The higher incidence of hemangiomas in Caucasian population, females, and premature infants could be related to higher level of renin found in these groups of populations [6]. In fact, some authors have demonstrated the involvement of the renin-angiotensin system (RAS) in the biology of IH. This is based on the expression of angiotensin-converting enzyme and angiotensin II receptor 2 on the endothelium of proliferating IH-derived blast cell proliferation [7]. Certainly, RAS play an important role in the biology of IH and potentially to IH-MAG but more research is still needed in order to elucidate the exact role of RAD in IH-MAG.

A subtype of IM-MAG with a predominantly reticular pattern was described by Mulliken as reticular hemangioma (RIH-MAG). It is characterized by severe complications including intractable ulceration, tissue, and bone destruction. Additionally it can be associated with structural anomalies [8, 11]. Ulceration was a common finding in our group. It occurred in two patients with reticular morphology and in one patient without this reticular pattern [9, 12]. We detected two different degrees of involvement: ulcerations in two patients (cases 2 and 3) were numerous and superficial but in another patient (case 1) the ulceration was focal, deep, and difficult to heal.

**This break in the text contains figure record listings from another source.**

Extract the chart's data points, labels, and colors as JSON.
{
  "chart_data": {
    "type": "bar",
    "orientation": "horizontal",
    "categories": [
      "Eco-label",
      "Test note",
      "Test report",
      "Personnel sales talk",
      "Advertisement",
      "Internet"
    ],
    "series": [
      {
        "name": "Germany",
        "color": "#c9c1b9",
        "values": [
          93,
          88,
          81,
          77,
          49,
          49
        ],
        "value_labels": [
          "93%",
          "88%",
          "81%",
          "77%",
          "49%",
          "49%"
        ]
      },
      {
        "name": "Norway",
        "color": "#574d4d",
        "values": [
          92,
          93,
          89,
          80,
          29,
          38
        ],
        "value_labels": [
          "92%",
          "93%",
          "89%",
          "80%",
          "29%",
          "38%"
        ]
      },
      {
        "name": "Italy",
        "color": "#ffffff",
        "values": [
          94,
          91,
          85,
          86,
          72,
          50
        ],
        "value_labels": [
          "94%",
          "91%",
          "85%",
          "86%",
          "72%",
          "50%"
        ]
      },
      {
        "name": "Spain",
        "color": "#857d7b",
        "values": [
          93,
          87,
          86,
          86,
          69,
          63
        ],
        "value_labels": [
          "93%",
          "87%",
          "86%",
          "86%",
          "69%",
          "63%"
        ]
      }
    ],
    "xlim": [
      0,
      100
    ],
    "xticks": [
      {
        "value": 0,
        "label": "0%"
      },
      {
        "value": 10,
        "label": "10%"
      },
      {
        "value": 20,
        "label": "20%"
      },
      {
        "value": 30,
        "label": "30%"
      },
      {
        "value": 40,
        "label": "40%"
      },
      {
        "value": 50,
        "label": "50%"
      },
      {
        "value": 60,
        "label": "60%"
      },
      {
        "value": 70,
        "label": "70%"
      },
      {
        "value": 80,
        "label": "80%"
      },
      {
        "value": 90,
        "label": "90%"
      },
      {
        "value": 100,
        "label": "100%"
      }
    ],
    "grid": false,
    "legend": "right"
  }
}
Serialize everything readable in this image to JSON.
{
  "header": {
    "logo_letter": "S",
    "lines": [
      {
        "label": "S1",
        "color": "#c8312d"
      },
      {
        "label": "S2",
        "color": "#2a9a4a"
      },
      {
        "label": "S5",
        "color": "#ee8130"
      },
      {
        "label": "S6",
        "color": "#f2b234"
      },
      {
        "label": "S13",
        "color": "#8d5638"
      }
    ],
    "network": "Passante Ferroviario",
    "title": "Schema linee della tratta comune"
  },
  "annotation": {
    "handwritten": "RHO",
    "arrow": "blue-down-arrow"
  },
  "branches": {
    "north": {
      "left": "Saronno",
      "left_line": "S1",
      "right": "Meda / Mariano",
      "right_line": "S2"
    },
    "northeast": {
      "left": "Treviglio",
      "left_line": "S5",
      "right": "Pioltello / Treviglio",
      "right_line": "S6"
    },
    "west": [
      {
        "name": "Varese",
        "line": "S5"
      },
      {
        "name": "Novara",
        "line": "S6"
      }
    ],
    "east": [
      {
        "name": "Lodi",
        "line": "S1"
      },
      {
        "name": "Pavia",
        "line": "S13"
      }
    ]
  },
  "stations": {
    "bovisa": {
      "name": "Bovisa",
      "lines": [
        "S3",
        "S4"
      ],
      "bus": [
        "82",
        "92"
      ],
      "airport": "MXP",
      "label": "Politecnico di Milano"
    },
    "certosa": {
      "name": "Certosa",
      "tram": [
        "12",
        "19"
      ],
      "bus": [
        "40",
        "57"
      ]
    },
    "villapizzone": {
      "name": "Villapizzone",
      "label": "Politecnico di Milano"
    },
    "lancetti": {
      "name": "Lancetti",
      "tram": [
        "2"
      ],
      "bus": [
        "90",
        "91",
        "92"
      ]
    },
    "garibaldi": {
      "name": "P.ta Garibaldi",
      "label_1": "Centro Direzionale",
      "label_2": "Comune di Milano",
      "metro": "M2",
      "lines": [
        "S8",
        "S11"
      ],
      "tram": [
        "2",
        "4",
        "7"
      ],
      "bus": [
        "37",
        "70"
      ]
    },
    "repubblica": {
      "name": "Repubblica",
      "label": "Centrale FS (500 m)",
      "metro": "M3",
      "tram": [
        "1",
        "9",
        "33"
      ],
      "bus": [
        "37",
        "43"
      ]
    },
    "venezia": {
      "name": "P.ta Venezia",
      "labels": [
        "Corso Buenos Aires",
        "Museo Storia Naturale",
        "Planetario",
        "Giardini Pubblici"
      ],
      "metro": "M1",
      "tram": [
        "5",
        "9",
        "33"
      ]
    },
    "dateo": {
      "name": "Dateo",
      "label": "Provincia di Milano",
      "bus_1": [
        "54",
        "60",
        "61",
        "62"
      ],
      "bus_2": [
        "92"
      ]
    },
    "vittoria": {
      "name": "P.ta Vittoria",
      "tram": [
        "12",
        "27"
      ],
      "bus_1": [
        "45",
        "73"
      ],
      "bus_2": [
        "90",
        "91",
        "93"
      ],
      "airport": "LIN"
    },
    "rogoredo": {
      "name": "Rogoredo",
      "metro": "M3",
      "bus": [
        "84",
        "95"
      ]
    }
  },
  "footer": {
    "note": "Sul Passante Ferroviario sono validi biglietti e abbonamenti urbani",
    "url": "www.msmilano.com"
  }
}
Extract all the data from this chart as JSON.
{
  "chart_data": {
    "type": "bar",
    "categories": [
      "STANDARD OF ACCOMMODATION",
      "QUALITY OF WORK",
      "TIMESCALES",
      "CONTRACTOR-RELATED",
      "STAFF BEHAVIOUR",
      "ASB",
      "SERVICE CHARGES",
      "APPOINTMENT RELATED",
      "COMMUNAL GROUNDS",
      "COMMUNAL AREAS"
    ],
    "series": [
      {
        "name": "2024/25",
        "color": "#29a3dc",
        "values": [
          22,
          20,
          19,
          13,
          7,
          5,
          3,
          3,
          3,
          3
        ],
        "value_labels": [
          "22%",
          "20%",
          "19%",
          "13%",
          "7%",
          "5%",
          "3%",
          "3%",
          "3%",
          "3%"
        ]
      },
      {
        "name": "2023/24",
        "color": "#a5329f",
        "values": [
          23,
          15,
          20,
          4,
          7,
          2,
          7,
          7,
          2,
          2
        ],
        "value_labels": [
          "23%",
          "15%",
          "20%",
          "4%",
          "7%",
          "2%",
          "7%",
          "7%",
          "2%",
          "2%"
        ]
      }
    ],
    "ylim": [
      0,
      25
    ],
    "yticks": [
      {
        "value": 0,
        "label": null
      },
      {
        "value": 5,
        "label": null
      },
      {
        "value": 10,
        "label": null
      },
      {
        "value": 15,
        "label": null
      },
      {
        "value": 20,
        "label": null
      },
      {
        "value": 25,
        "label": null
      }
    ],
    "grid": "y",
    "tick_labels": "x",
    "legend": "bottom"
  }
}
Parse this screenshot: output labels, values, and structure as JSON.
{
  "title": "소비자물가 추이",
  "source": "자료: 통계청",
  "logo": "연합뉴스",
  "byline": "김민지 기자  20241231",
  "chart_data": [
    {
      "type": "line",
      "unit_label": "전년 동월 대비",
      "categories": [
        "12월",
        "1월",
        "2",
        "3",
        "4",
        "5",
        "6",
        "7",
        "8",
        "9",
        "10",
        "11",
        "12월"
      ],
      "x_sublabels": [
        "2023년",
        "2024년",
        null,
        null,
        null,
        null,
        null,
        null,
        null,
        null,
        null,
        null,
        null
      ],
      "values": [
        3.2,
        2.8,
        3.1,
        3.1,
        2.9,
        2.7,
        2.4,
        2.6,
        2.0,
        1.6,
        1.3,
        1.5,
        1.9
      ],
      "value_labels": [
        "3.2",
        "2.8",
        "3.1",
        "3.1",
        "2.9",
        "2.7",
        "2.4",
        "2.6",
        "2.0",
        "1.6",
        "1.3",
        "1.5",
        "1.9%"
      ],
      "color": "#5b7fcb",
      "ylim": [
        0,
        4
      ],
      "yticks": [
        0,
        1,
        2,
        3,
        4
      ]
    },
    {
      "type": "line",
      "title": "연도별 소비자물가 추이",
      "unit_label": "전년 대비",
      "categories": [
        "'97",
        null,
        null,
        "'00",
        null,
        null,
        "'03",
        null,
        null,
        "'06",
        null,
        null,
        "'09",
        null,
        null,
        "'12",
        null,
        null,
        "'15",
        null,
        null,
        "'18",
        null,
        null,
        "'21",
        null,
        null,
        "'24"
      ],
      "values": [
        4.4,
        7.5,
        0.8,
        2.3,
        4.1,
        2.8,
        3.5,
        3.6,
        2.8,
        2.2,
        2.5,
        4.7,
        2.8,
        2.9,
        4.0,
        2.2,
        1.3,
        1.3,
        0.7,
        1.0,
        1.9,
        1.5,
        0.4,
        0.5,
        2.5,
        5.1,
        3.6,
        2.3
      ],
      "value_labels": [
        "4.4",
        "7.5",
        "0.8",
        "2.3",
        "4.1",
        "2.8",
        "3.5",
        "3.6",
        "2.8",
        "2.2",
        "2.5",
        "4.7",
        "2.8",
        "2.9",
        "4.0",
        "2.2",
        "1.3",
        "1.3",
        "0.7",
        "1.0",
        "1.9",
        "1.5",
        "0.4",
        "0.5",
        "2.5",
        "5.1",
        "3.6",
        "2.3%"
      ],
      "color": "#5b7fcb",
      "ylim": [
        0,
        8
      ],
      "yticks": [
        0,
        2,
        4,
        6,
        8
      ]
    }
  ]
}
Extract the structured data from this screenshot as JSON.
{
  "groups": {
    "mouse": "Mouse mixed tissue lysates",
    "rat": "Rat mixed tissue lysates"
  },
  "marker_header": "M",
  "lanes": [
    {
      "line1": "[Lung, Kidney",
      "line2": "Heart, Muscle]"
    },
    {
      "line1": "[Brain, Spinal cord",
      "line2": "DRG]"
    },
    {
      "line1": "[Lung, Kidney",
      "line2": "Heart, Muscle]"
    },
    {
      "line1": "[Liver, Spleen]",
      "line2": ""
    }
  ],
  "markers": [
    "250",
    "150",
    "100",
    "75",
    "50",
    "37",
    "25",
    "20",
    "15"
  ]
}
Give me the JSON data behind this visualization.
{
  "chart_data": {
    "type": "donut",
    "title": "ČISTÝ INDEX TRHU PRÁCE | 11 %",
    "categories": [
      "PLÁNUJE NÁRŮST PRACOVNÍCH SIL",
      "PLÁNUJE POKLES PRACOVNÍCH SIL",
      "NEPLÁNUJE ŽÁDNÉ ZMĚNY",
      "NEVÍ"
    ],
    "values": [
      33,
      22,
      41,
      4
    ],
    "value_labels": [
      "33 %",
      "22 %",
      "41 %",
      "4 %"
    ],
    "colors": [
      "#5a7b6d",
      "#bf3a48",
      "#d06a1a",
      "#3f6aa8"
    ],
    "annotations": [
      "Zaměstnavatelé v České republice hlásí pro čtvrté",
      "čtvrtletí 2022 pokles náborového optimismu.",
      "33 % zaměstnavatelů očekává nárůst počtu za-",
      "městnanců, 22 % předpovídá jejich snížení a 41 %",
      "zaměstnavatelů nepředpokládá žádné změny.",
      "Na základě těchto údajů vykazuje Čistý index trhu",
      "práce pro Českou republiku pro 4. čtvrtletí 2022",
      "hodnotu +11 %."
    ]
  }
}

The presence of ulceration in an IH-MAG suggests that proliferation alone may not be the sole reason and that other mechanisms such as hypoxia or local environment may have a role.

The natural history of IH-MAG is regression as other forms of infantile hemangioma. We detected that the involution phase is slower than usual and begins by about 1 year of age. Some of them do not require any treatment other than observation. The need for treatment in acral IH-MAG comes from ulceration showing a good response to propranolol as normal IH. They can leave residual lesions composed of a slightly puffy skin and telangiectasias.

9. Conclusion

We present a subtype of infantile haemangioma with similar clinical course: present at birth, located on the dorsum of feet, and showing minimal and arrested growth and developing characteristic ulceration. We highlight the importance of performing immunohistochemical Glut-1 examination in order to confirm diagnosis when clinical features are atypical. IH-MAGs were more likely than IH to appear in girls, on the lower half of the body and on dorsal surface. Acral abortive hemangiomas were more likely to have a predominantly reticular morphology. Ulceration is a frequent complication of acral abortive hemangiomas.

Conflicts of Interest

The authors declare that there are no conflicts of interest regarding the publication of this paper.